A Generic Indirect Deep Learning Approach for Multisensor Degradation Modeling

To monitor the degradation status of units and prevent unexpected failures in engineering systems, health index (HI)-based data fusion technologies have been rapidly developed by combining multiple sensor signals, which are helpful to understand the degradation processes of units and predict their remaining useful lifetime (RUL). Although promising, existing HI-based data fusion models for degradation modeling are still limited due to the restrictive assumptions made during the fusion or the degradation modeling processes, e.g., assuming the fusion model as a linear or kernel-based function from multiple sensor signals, or modeling the degradation process by a preselected basis function. Such assumptions are often invalid in industrial practice and may fail to accurately characterize the complicated relationships between multiple sensor signals and the underlying degradation process.
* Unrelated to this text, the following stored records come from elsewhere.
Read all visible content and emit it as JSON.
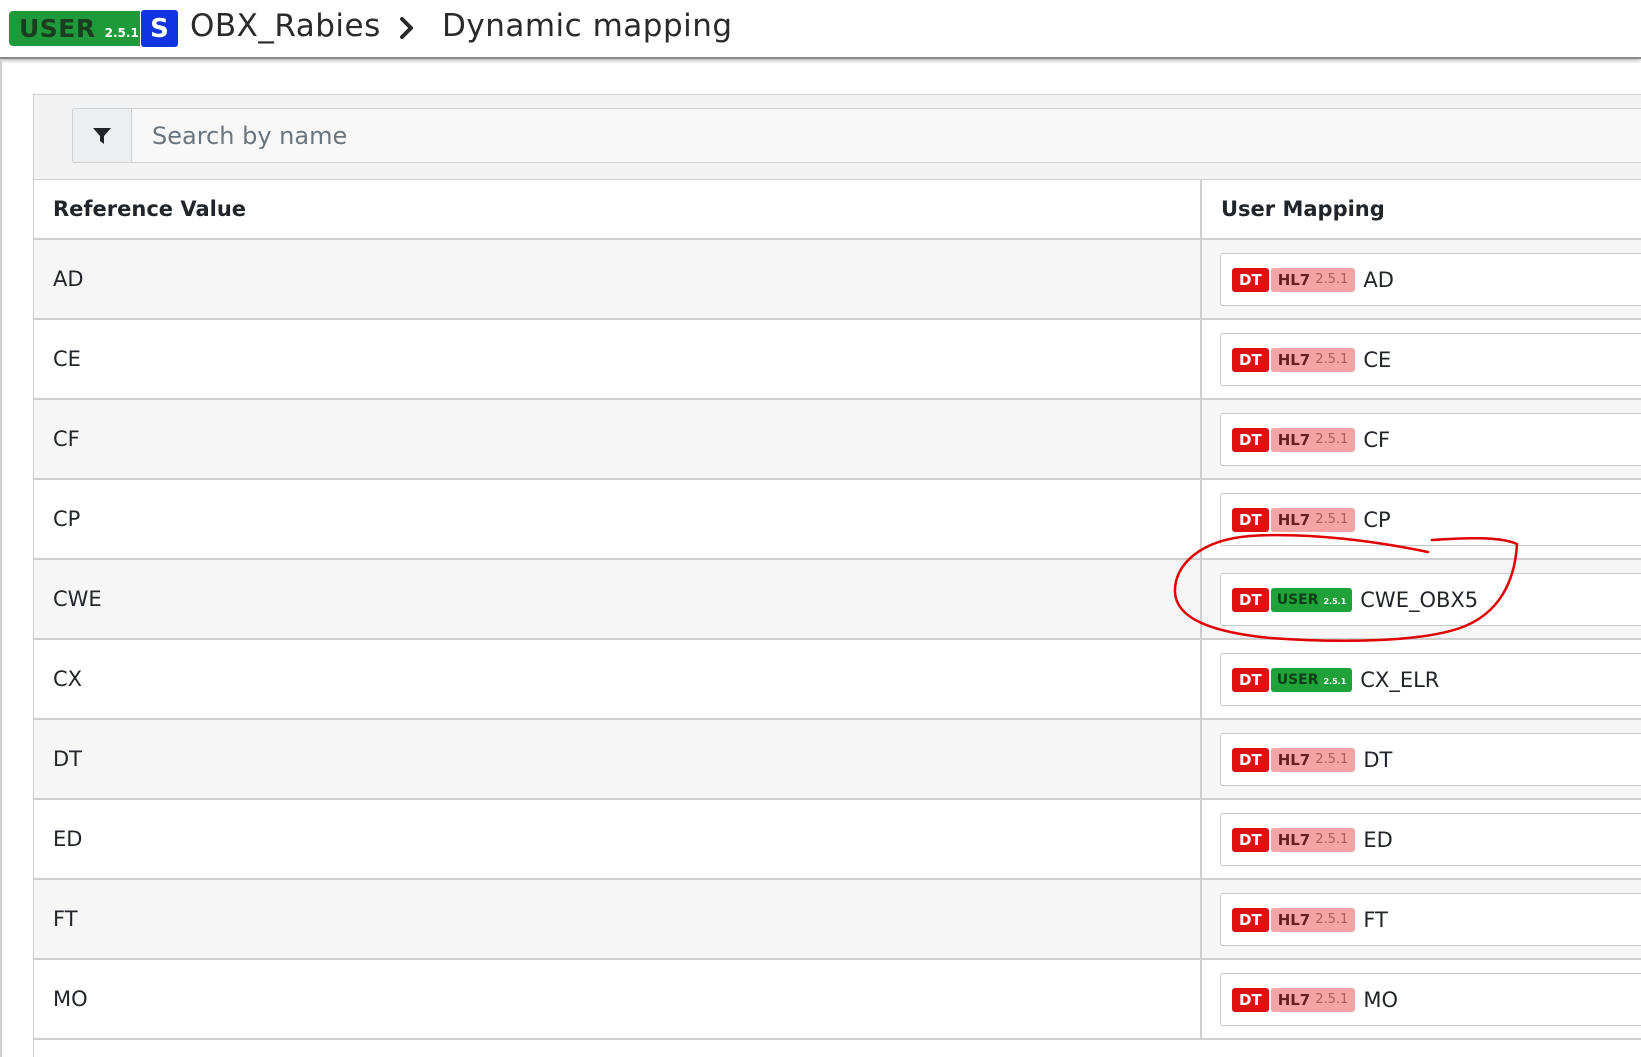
{
  "header": {
    "user_badge": {
      "label": "USER",
      "version": "2.5.1",
      "color": "#1f9a3a"
    },
    "s_badge": {
      "label": "S",
      "color": "#1234e0"
    },
    "breadcrumb_project": "OBX_Rabies",
    "breadcrumb_page": "Dynamic mapping"
  },
  "search": {
    "filter_icon": "filter-icon",
    "placeholder": "Search by name",
    "value": ""
  },
  "table": {
    "columns": [
      "Reference Value",
      "User Mapping"
    ],
    "rows": [
      {
        "reference": "AD",
        "mapping": {
          "type_badge": "DT",
          "source": "HL7",
          "version": "2.5.1",
          "name": "AD"
        }
      },
      {
        "reference": "CE",
        "mapping": {
          "type_badge": "DT",
          "source": "HL7",
          "version": "2.5.1",
          "name": "CE"
        }
      },
      {
        "reference": "CF",
        "mapping": {
          "type_badge": "DT",
          "source": "HL7",
          "version": "2.5.1",
          "name": "CF"
        }
      },
      {
        "reference": "CP",
        "mapping": {
          "type_badge": "DT",
          "source": "HL7",
          "version": "2.5.1",
          "name": "CP"
        }
      },
      {
        "reference": "CWE",
        "mapping": {
          "type_badge": "DT",
          "source": "USER",
          "version": "2.5.1",
          "name": "CWE_OBX5"
        }
      },
      {
        "reference": "CX",
        "mapping": {
          "type_badge": "DT",
          "source": "USER",
          "version": "2.5.1",
          "name": "CX_ELR"
        }
      },
      {
        "reference": "DT",
        "mapping": {
          "type_badge": "DT",
          "source": "HL7",
          "version": "2.5.1",
          "name": "DT"
        }
      },
      {
        "reference": "ED",
        "mapping": {
          "type_badge": "DT",
          "source": "HL7",
          "version": "2.5.1",
          "name": "ED"
        }
      },
      {
        "reference": "FT",
        "mapping": {
          "type_badge": "DT",
          "source": "HL7",
          "version": "2.5.1",
          "name": "FT"
        }
      },
      {
        "reference": "MO",
        "mapping": {
          "type_badge": "DT",
          "source": "HL7",
          "version": "2.5.1",
          "name": "MO"
        }
      }
    ]
  },
  "colors": {
    "dt_badge": "#e01010",
    "hl7_badge": "#f4a4a4",
    "user_badge": "#20a23b",
    "annotation": "#e00000"
  }
}
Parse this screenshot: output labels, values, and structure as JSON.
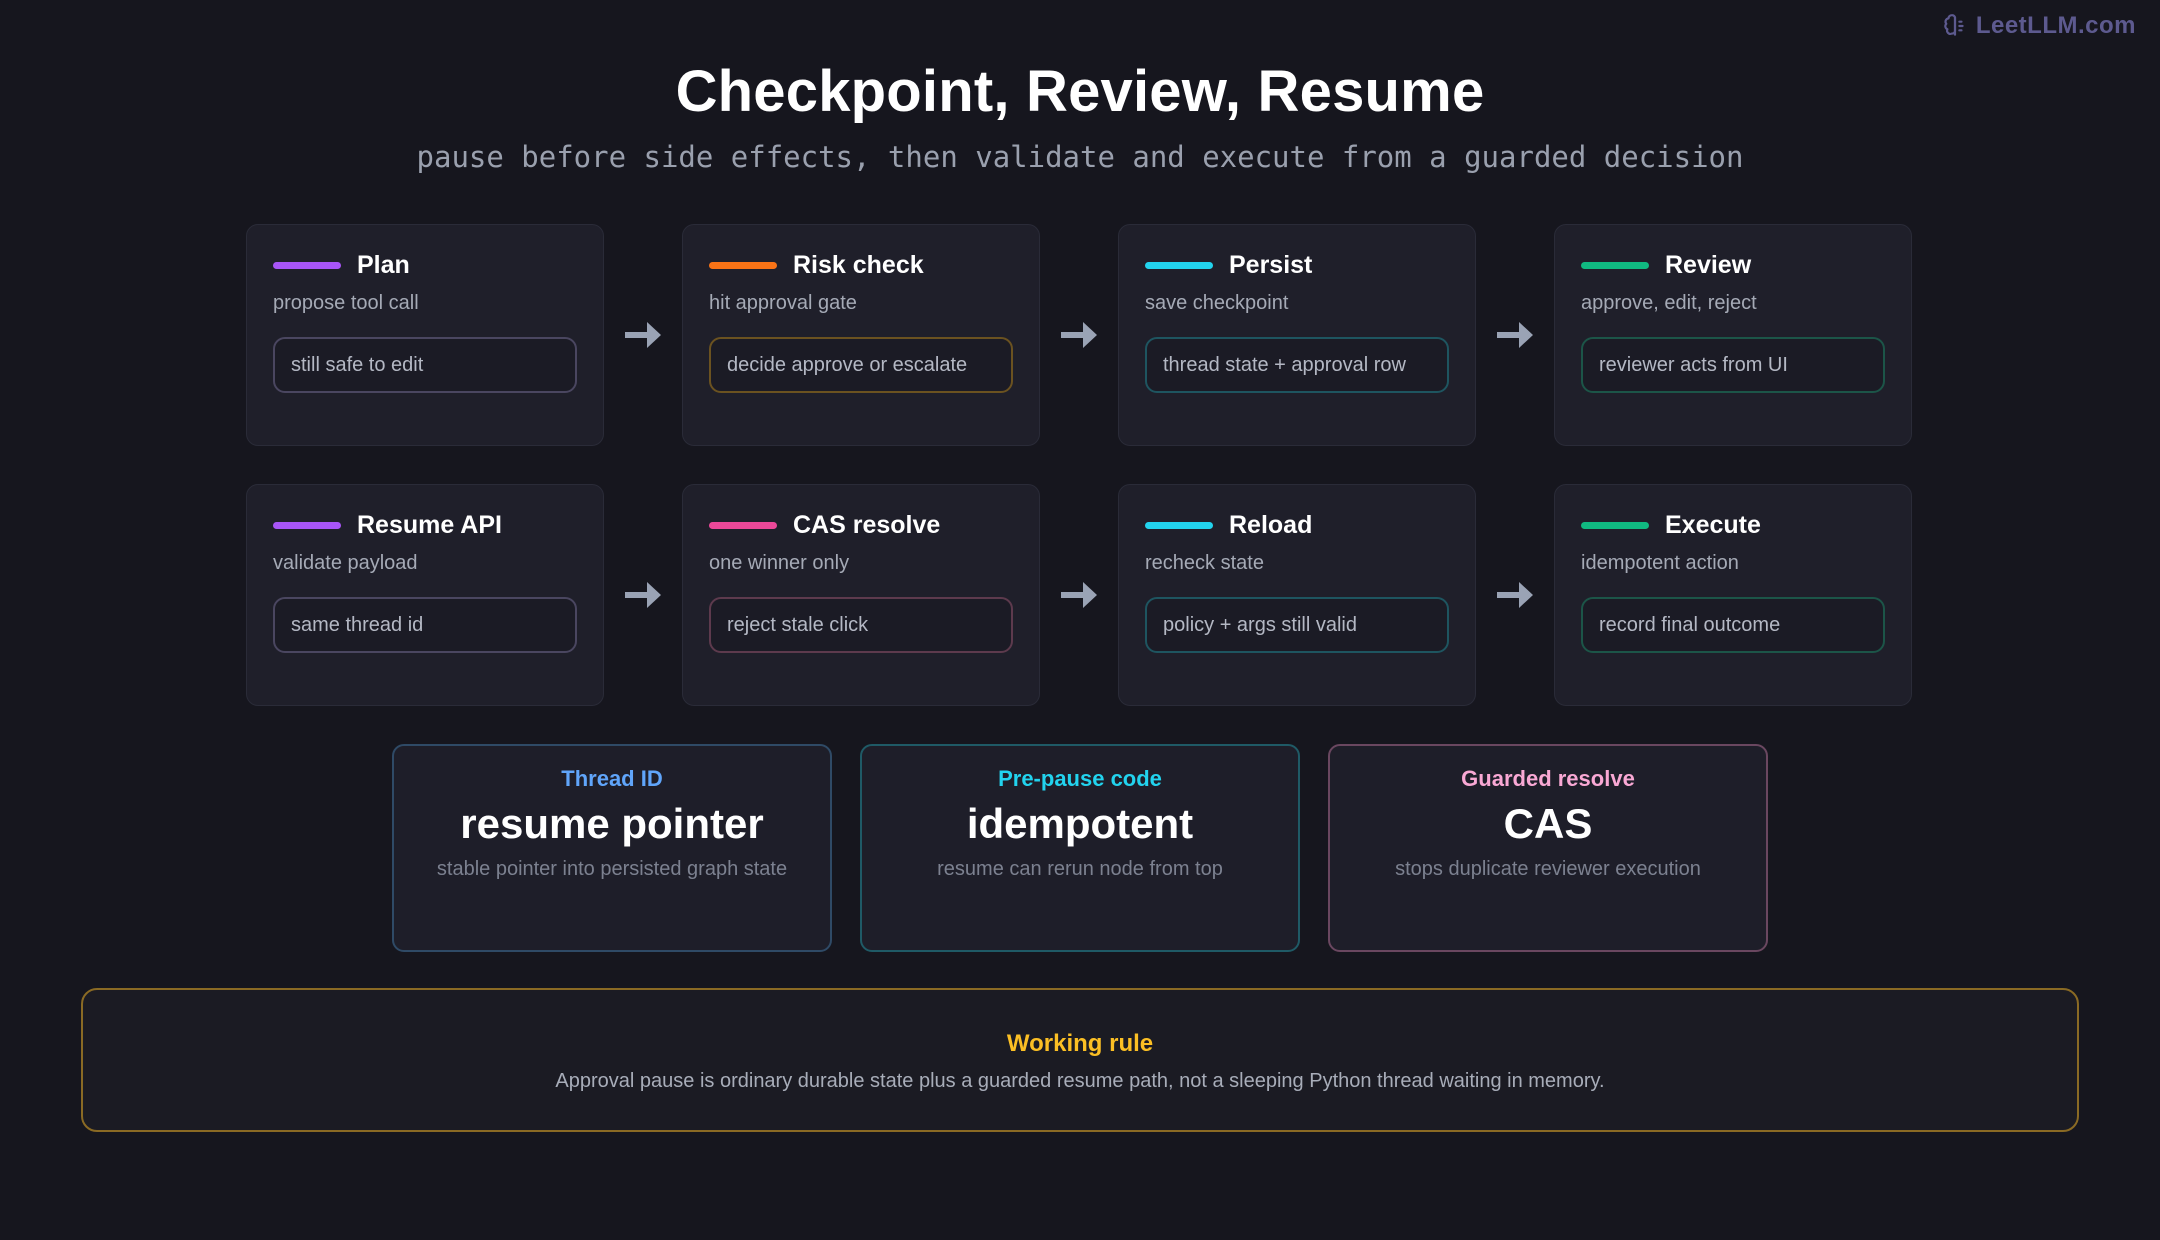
{
  "brand": {
    "icon": "brain-icon",
    "text": "LeetLLM.com",
    "color": "#5d5a8f"
  },
  "header": {
    "title": "Checkpoint, Review, Resume",
    "subtitle": "pause before side effects, then validate and execute from a guarded decision"
  },
  "rows": [
    {
      "cards": [
        {
          "title": "Plan",
          "subtitle": "propose tool call",
          "chip": "still safe to edit",
          "accent": "#a855f7",
          "chip_border": "#4a4660"
        },
        {
          "title": "Risk check",
          "subtitle": "hit approval gate",
          "chip": "decide approve or escalate",
          "accent": "#f97316",
          "chip_border": "#6b5220"
        },
        {
          "title": "Persist",
          "subtitle": "save checkpoint",
          "chip": "thread state + approval row",
          "accent": "#22d3ee",
          "chip_border": "#1e5560"
        },
        {
          "title": "Review",
          "subtitle": "approve, edit, reject",
          "chip": "reviewer acts from UI",
          "accent": "#10b981",
          "chip_border": "#1c5548"
        }
      ]
    },
    {
      "cards": [
        {
          "title": "Resume API",
          "subtitle": "validate payload",
          "chip": "same thread id",
          "accent": "#a855f7",
          "chip_border": "#4a4660"
        },
        {
          "title": "CAS resolve",
          "subtitle": "one winner only",
          "chip": "reject stale click",
          "accent": "#ec4899",
          "chip_border": "#5d3a4d"
        },
        {
          "title": "Reload",
          "subtitle": "recheck state",
          "chip": "policy + args still valid",
          "accent": "#22d3ee",
          "chip_border": "#1e5560"
        },
        {
          "title": "Execute",
          "subtitle": "idempotent action",
          "chip": "record final outcome",
          "accent": "#10b981",
          "chip_border": "#1c5548"
        }
      ]
    }
  ],
  "arrow_icon": "arrow-right-icon",
  "stats": [
    {
      "label": "Thread ID",
      "value": "resume pointer",
      "desc": "stable pointer into persisted graph state",
      "label_color": "#60a5fa",
      "border": "#2f4a66"
    },
    {
      "label": "Pre-pause code",
      "value": "idempotent",
      "desc": "resume can rerun node from top",
      "label_color": "#22d3ee",
      "border": "#1f5a66"
    },
    {
      "label": "Guarded resolve",
      "value": "CAS",
      "desc": "stops duplicate reviewer execution",
      "label_color": "#f9a8d4",
      "border": "#6a4760"
    }
  ],
  "rule": {
    "title": "Working rule",
    "text": "Approval pause is ordinary durable state plus a guarded resume path, not a sleeping Python thread waiting in memory."
  }
}
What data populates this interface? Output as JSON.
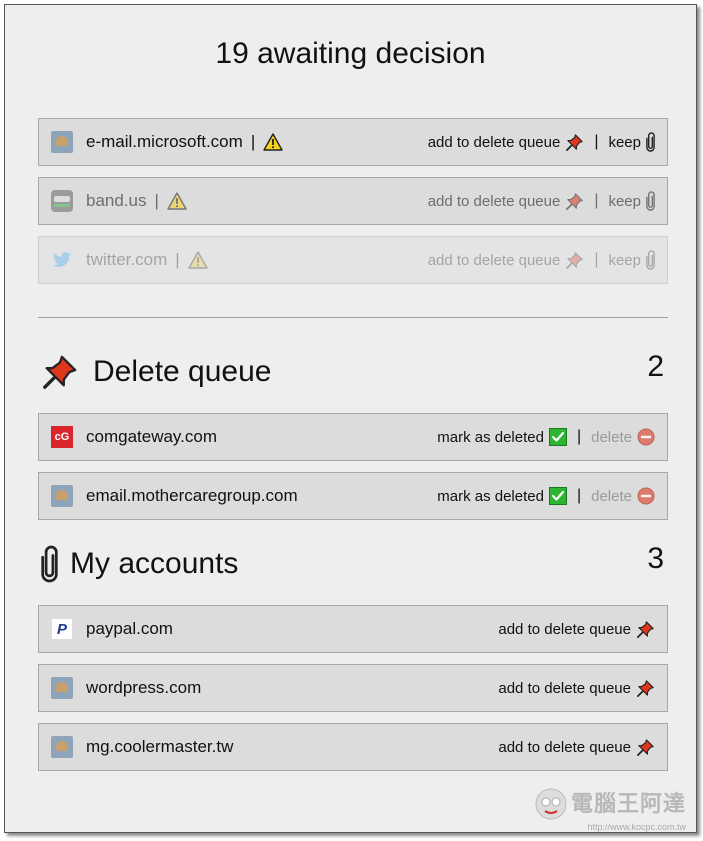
{
  "header": {
    "title": "19 awaiting decision"
  },
  "awaiting": [
    {
      "domain": "e-mail.microsoft.com",
      "sep": "|",
      "action_queue": "add to delete queue",
      "action_sep": "|",
      "action_keep": "keep"
    },
    {
      "domain": "band.us",
      "sep": "|",
      "action_queue": "add to delete queue",
      "action_sep": "|",
      "action_keep": "keep"
    },
    {
      "domain": "twitter.com",
      "sep": "|",
      "action_queue": "add to delete queue",
      "action_sep": "|",
      "action_keep": "keep"
    }
  ],
  "delete_queue": {
    "title": "Delete queue",
    "count": "2",
    "items": [
      {
        "domain": "comgateway.com",
        "mark_label": "mark as deleted",
        "sep": "|",
        "delete_label": "delete",
        "favicon_text": "cG"
      },
      {
        "domain": "email.mothercaregroup.com",
        "mark_label": "mark as deleted",
        "sep": "|",
        "delete_label": "delete"
      }
    ]
  },
  "my_accounts": {
    "title": "My accounts",
    "count": "3",
    "items": [
      {
        "domain": "paypal.com",
        "action_queue": "add to delete queue",
        "favicon_text": "P"
      },
      {
        "domain": "wordpress.com",
        "action_queue": "add to delete queue"
      },
      {
        "domain": "mg.coolermaster.tw",
        "action_queue": "add to delete queue"
      }
    ]
  },
  "watermark": {
    "text": "電腦王阿達",
    "url": "http://www.kocpc.com.tw"
  },
  "icons": {
    "warning": "warning-triangle-icon",
    "pushpin": "pushpin-icon",
    "paperclip": "paperclip-icon",
    "checkmark": "check-mark-icon",
    "no_entry": "no-entry-icon"
  },
  "colors": {
    "background": "#eeeeee",
    "row_bg": "#dcdcdc",
    "pin_red": "#e0361b",
    "check_green": "#2db532",
    "cg_red": "#d9262a"
  }
}
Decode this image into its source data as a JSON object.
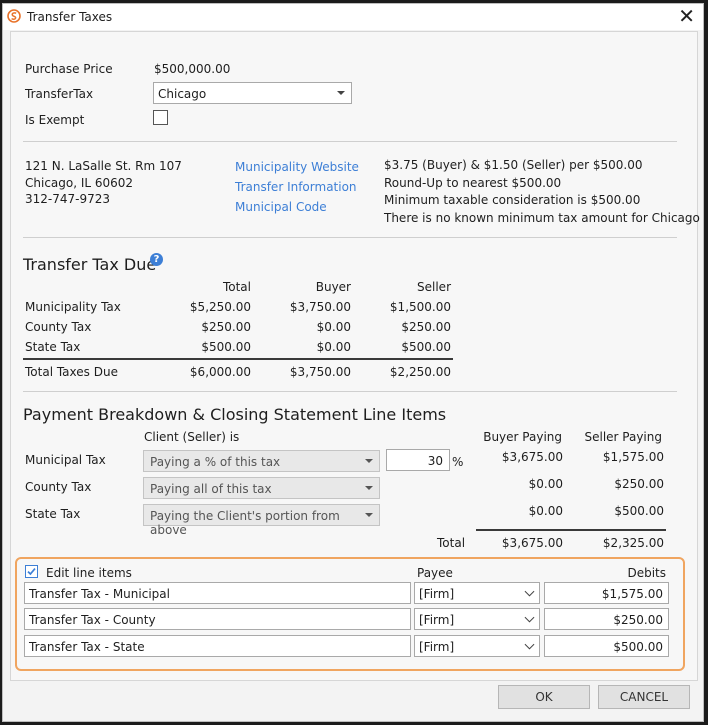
{
  "window": {
    "title": "Transfer Taxes"
  },
  "info": {
    "purchase_price_label": "Purchase Price",
    "purchase_price": "$500,000.00",
    "transfer_tax_label": "TransferTax",
    "transfer_tax_value": "Chicago",
    "is_exempt_label": "Is Exempt"
  },
  "address": {
    "line1": "121 N. LaSalle St. Rm 107",
    "line2": "Chicago, IL 60602",
    "phone": "312-747-9723"
  },
  "links": {
    "website": "Municipality Website",
    "transfer_info": "Transfer Information",
    "code": "Municipal Code"
  },
  "rates": [
    "$3.75 (Buyer) & $1.50 (Seller) per $500.00",
    "Round-Up to nearest $500.00",
    "Minimum taxable consideration is $500.00",
    "There is no known minimum tax amount for Chicago"
  ],
  "due": {
    "title": "Transfer Tax Due",
    "columns": [
      "Total",
      "Buyer",
      "Seller"
    ],
    "rows": [
      {
        "label": "Municipality Tax",
        "total": "$5,250.00",
        "buyer": "$3,750.00",
        "seller": "$1,500.00"
      },
      {
        "label": "County Tax",
        "total": "$250.00",
        "buyer": "$0.00",
        "seller": "$250.00"
      },
      {
        "label": "State Tax",
        "total": "$500.00",
        "buyer": "$0.00",
        "seller": "$500.00"
      }
    ],
    "total_row": {
      "label": "Total Taxes Due",
      "total": "$6,000.00",
      "buyer": "$3,750.00",
      "seller": "$2,250.00"
    }
  },
  "payment": {
    "title": "Payment Breakdown & Closing Statement Line Items",
    "client_label": "Client (Seller) is",
    "buyer_col": "Buyer Paying",
    "seller_col": "Seller Paying",
    "rows": [
      {
        "label": "Municipal Tax",
        "option": "Paying a % of this tax",
        "buyer": "$3,675.00",
        "seller": "$1,575.00"
      },
      {
        "label": "County Tax",
        "option": "Paying all of this tax",
        "buyer": "$0.00",
        "seller": "$250.00"
      },
      {
        "label": "State Tax",
        "option": "Paying the Client's portion from above",
        "buyer": "$0.00",
        "seller": "$500.00"
      }
    ],
    "percent_value": "30",
    "percent_sign": "%",
    "total_label": "Total",
    "total_buyer": "$3,675.00",
    "total_seller": "$2,325.00"
  },
  "line_items": {
    "edit_label": "Edit line items",
    "payee_col": "Payee",
    "debits_col": "Debits",
    "rows": [
      {
        "name": "Transfer Tax - Municipal",
        "payee": "[Firm]",
        "debit": "$1,575.00"
      },
      {
        "name": "Transfer Tax - County",
        "payee": "[Firm]",
        "debit": "$250.00"
      },
      {
        "name": "Transfer Tax - State",
        "payee": "[Firm]",
        "debit": "$500.00"
      }
    ]
  },
  "buttons": {
    "ok": "OK",
    "cancel": "CANCEL"
  },
  "colors": {
    "accent": "#3d7fd6",
    "highlight": "#f0a560"
  }
}
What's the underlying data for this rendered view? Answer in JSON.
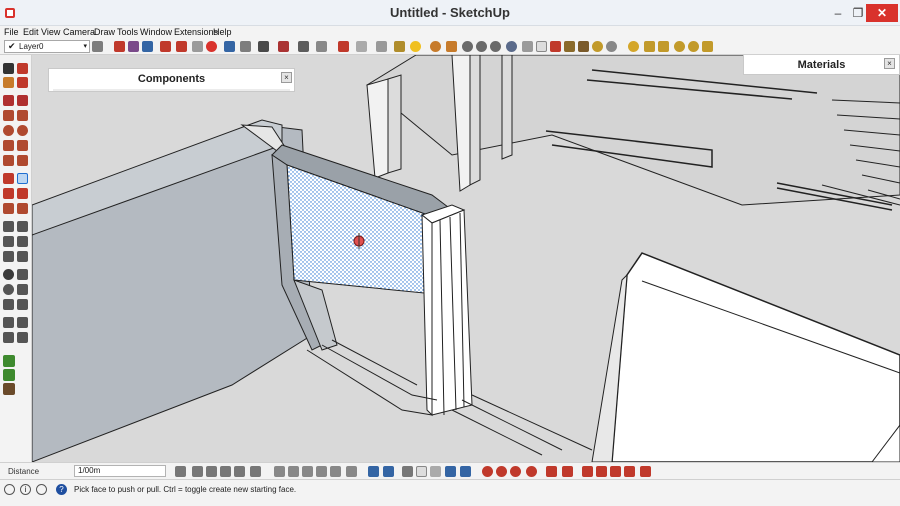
{
  "window": {
    "title": "Untitled - SketchUp",
    "minimize": "–",
    "maximize": "❐",
    "close": "✕"
  },
  "menu": [
    "File",
    "Edit",
    "View",
    "Camera",
    "Draw",
    "Tools",
    "Window",
    "Extensions",
    "Help"
  ],
  "layer": {
    "check": "✔",
    "value": "Layer0",
    "arrow": "▾"
  },
  "panels": {
    "components": {
      "title": "Components",
      "close": "×"
    },
    "materials": {
      "title": "Materials",
      "close": "×"
    }
  },
  "measurements": {
    "label": "Distance",
    "value": "1/00m"
  },
  "status": {
    "text": "Pick face to push or pull. Ctrl = toggle create new starting face.",
    "help": "?",
    "info": "i"
  },
  "colors": {
    "accent": "#d9322c",
    "selection_blue": "#1f6fd1",
    "wall": "#b4bac1",
    "floor": "#d9d9d9"
  },
  "icons": {
    "main_toolbar": [
      "tape-icon",
      "paint-icon",
      "eraser-icon",
      "undo-icon",
      "redo-icon",
      "push-pull-icon",
      "move-icon",
      "rotate-icon",
      "scale-icon",
      "orbit-icon",
      "zoom-icon"
    ],
    "left_toolbar": [
      "select-icon",
      "line-icon",
      "rectangle-icon",
      "circle-icon",
      "arc-icon",
      "move-icon",
      "push-pull-icon",
      "rotate-icon",
      "follow-me-icon",
      "offset-icon",
      "tape-icon",
      "text-icon",
      "orbit-icon",
      "pan-icon",
      "zoom-icon",
      "walk-icon",
      "plant-icon"
    ],
    "status": [
      "info-icon",
      "credit-icon",
      "user-icon",
      "help-icon"
    ]
  }
}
To address the issue, this article proposes a generic indirect deep learning method that constructs an HI by combining multiple sensor signals to better characterize the degradation process. In particular, our innovative idea is to seamlessly integrate a deep neural network (DNN) and a long short term memory (LSTM) model to construct the HI by fusing multiple sensor signals and characterize the degradation process, which can be applied to the degradation modeling of various engineering systems. Domain knowledge including the concept of failure threshold and monotonicity of the degradation process is also considered to enhance the interpretability of the proposed method. For parameter estimation, we develop an indirect gradient descent (IGD) algorithm to train the proposed method. Simulation studies and a case study on the degradation of aircraft gas turbine engines are presented to validate the performance of the proposed method.